FINRA Issues Reminder Regarding CCO Supervisory Liability Under FINRA Rule 3110
On March 17, FINRA issued a regulatory notice to remind member firms about the scope of CCO liability under Rule 3110, which imposes supervisory obligations on member firms and only applies to CCOs if member firms designate supervisory responsibilities to the CCO. In the normal course, CCOs serve an important advisory role for member firms and do not fall under the purview of Rule 3110 without an explicit designation of specific supervisory responsibilities. If a member firm has given the CCO such supervisory responsibilities, FINRA may bring an action against the CCO under Rule 3110 if the CCO has “failed to discharge” such responsibilities in a “reasonable manner.” If FINRA finds that the CCO has failed such imperative, FINRA will then weigh certain factors to decide if formal disciplinary action against the CCO is an appropriate response to address the violation. Factors that weigh toward disciplinary action against the CCO include if the CCO was aware of multiple red flags or actual misconduct and failed to address them, or if the violative conduct resulted in customer harm. Factors that weigh against disciplinary action include if the CCO’s supervisory responsibilities were poorly defined or if the CCO attempted in good faith to reasonably discharge his/her supervisory responsibilities.
“Chief compliance officers play an important role in facilitating compliance by promoting strong practices that protect investors and market integrity. That does not automatically make them supervisors, subject to FINRA’s supervisory requirements.”

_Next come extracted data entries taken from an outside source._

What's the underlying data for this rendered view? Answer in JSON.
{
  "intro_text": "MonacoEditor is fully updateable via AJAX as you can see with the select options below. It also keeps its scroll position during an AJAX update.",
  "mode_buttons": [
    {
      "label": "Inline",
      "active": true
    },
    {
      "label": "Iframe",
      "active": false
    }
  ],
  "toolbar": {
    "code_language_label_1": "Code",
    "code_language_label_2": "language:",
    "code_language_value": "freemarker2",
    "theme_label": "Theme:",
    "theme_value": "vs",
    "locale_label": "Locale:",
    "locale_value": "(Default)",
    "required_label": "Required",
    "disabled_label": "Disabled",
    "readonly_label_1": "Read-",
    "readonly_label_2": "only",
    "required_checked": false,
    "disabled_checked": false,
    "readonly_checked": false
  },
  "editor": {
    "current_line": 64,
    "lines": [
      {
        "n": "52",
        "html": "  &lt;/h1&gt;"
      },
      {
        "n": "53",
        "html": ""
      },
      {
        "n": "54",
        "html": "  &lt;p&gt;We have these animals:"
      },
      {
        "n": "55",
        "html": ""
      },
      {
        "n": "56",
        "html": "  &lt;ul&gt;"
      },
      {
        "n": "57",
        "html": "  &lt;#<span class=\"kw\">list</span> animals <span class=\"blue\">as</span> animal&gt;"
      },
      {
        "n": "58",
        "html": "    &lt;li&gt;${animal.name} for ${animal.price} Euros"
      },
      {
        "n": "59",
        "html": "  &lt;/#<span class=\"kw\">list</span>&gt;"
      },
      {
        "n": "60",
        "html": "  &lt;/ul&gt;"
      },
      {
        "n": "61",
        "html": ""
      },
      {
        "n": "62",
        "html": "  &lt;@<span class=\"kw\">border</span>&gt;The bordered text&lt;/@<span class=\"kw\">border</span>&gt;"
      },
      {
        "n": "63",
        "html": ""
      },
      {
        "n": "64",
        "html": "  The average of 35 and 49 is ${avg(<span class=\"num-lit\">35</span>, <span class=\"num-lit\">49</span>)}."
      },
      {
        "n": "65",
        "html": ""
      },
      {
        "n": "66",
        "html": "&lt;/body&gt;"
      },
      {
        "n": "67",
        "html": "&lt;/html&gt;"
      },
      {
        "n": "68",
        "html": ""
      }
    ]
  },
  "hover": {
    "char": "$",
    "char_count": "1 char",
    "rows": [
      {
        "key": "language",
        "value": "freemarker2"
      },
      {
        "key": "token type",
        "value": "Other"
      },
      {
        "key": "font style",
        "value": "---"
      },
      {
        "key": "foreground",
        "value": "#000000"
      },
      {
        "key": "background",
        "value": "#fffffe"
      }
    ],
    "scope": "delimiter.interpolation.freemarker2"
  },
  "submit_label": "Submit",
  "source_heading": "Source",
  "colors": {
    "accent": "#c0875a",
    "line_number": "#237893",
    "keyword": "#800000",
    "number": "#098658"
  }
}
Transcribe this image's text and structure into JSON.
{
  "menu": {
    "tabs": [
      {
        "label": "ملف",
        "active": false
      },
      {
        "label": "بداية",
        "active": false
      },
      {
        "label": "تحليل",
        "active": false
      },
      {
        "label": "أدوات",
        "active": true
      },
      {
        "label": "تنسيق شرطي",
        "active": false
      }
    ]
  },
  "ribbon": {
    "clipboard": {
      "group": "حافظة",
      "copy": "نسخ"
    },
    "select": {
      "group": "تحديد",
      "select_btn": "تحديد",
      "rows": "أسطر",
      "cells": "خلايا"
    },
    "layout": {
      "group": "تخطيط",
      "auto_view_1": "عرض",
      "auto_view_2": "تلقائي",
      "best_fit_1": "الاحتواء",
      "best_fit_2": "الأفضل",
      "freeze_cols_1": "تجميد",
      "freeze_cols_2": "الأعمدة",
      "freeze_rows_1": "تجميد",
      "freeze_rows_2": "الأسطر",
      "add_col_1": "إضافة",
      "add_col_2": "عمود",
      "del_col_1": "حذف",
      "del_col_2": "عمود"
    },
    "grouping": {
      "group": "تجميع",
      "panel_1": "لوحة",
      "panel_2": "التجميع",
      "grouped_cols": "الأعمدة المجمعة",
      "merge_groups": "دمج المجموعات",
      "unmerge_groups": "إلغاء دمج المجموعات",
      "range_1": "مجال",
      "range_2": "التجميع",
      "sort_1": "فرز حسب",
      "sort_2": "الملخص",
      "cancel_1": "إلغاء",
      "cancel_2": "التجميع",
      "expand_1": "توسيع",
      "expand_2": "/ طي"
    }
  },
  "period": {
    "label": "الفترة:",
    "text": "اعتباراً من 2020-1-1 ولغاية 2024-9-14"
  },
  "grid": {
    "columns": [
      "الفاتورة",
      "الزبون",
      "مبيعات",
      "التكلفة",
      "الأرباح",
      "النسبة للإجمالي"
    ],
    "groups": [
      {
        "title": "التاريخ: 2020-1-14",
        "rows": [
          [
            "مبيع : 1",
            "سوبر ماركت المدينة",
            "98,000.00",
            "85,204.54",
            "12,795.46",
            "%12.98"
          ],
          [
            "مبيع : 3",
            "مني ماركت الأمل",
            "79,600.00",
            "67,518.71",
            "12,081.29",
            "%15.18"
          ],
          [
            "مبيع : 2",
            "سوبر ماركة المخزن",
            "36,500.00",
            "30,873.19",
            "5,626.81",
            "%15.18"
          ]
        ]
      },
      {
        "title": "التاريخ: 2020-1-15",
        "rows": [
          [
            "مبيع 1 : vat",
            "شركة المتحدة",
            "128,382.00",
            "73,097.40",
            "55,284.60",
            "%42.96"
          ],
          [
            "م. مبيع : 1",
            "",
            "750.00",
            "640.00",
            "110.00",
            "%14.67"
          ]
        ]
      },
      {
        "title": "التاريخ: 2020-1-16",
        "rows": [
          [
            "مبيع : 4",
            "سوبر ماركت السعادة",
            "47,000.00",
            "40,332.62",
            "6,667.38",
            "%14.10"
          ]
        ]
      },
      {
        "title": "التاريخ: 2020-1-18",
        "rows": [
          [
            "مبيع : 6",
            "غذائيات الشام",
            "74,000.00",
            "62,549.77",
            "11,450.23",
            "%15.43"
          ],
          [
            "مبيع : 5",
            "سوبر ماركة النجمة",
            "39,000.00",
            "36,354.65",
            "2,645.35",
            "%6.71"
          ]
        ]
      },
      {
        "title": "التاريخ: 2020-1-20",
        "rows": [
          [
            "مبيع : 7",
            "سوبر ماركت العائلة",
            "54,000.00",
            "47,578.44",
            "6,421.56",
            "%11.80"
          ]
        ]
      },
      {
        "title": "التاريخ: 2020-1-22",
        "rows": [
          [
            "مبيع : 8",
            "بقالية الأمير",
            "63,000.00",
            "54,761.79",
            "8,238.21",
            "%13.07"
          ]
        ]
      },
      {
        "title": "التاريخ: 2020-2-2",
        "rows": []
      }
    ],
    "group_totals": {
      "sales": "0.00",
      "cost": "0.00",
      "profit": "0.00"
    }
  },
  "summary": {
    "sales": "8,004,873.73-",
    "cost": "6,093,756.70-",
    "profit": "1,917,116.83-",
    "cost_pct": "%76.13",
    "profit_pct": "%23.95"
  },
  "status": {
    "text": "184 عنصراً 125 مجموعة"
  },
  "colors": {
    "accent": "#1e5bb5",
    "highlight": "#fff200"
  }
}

-Jessica Hopper, FINRA Executive Vice President, Enforcement
CFPB Issues Policy on UDAAP Activity Relating to Consumer Reviews
On March 22, the CFPB issued policy guidance for banks, financial companies and their service providers that restrictions on consumer reviews that are unenforceable under the Consumer Review Fairness Act (CRFA) may still be unfair, deceptive or abusive acts or practices in violation of the Consumer Financial Protection Act. Citing examples from Federal Trade Commission (FTC) matters, such acts or practices include using terms in contracts that are unenforceable under the CRFA to silence consumers from posting a review, posting fake reviews, disliking or refusing to publish unfavorable reviews, removing or pressuring consumers to remove a review, or any other act or practice that would unfairly deprive consumers of information posted in reviews or deceive consumers about the nature of reviews. The CFPB’s policy guidance follows on the FTC’s efforts to deter fake reviews, misleading endorsements and related fraud across the digital economy.